Ultimate Longevity Bible

Hallmark of aging

Genomic Instability

Last updated Sun May 17 2026 00:00:00 GMT+0000 (Coordinated Universal Time)

What it is

Genomic instability is the gradual accumulation of damage to DNA — point mutations, double-strand breaks, copy-number changes, chromosomal rearrangements, and damage from reactive oxygen species. The damage itself isn’t the problem; everyone’s cells experience tens of thousands of lesions per day.

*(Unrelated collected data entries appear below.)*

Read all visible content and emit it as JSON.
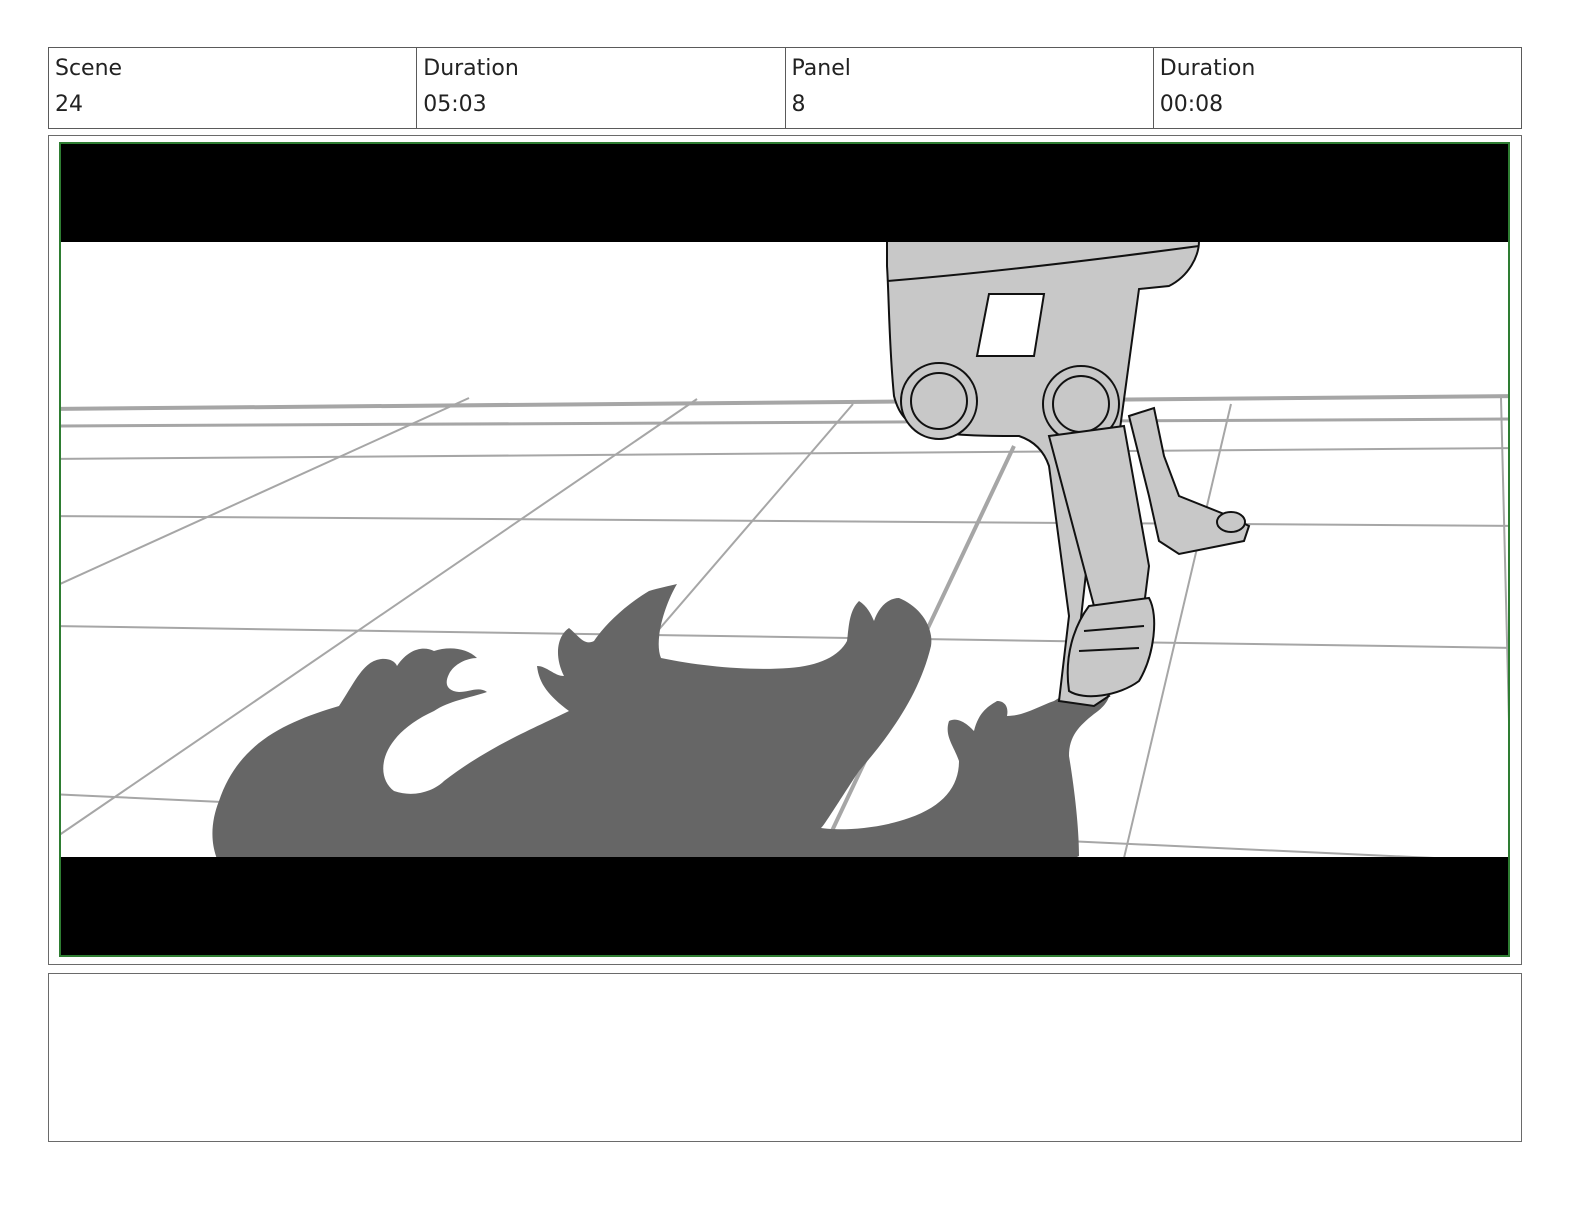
{
  "header": {
    "scene_label": "Scene",
    "scene_value": "24",
    "scene_duration_label": "Duration",
    "scene_duration_value": "05:03",
    "panel_label": "Panel",
    "panel_value": "8",
    "panel_duration_label": "Duration",
    "panel_duration_value": "00:08"
  },
  "panel_image": {
    "content": "storyboard sketch: robotic legs stepping on tiled floor beside a dark monster-shaped shadow",
    "letterbox_color": "#000000",
    "frame_border_color": "#2e7d32",
    "shadow_color": "#666666",
    "leg_fill_color": "#c8c8c8",
    "floor_line_color": "#a6a6a6"
  },
  "notes": {
    "text": ""
  }
}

Aging arises when the cellular machinery that detects and repairs that damage falls behind the rate at which damage is generated.

Why it matters in aging

The two main consequences are (1) loss of cellular function when essential genes are mutated or silenced and (2) clonal expansion of damaged cells, including cells with cancer-driver mutations. Progeroid syndromes such as Werner syndrome, Hutchinson–Gilford progeria, and xeroderma pigmentosum are caused by inherited defects in DNA-repair or nuclear-envelope proteins and broadly recapitulate features of normal aging at an accelerated rate.

Mechanisms

  • Endogenous sources: replication errors, reactive oxygen species, hydrolytic depurination, aldehyde adducts from metabolism.
  • Exogenous sources: UV, ionising radiation, chemotherapy, tobacco smoke.
  • Repair pathways: base excision repair, nucleotide excision repair, mismatch repair, homologous recombination, non-homologous end joining.
  • Telomere maintenance and nuclear architecture (lamin A/C) are tightly coupled to genomic stability.

What’s being studied

NAD+–dependent enzymes (sirtuins, PARPs) sit at the intersection of metabolism and DNA repair; declining NAD+ with age is one proposed reason repair efficiency slips. Senolytics, caloric restriction, and rapamycin all show effects on genomic-instability readouts in animal models, but human-translation evidence is limited.

Related entries

See also: Telomere attrition, Cellular senescence, Epigenetic alterations.

References

  • López-Otín, C. et al. Hallmarks of aging: An expanding universe. Cell 186, 243–278 (2023).
  • Vijg, J. & Suh, Y. Genome instability and aging. Annu. Rev. Physiol. 75, 645–668 (2013).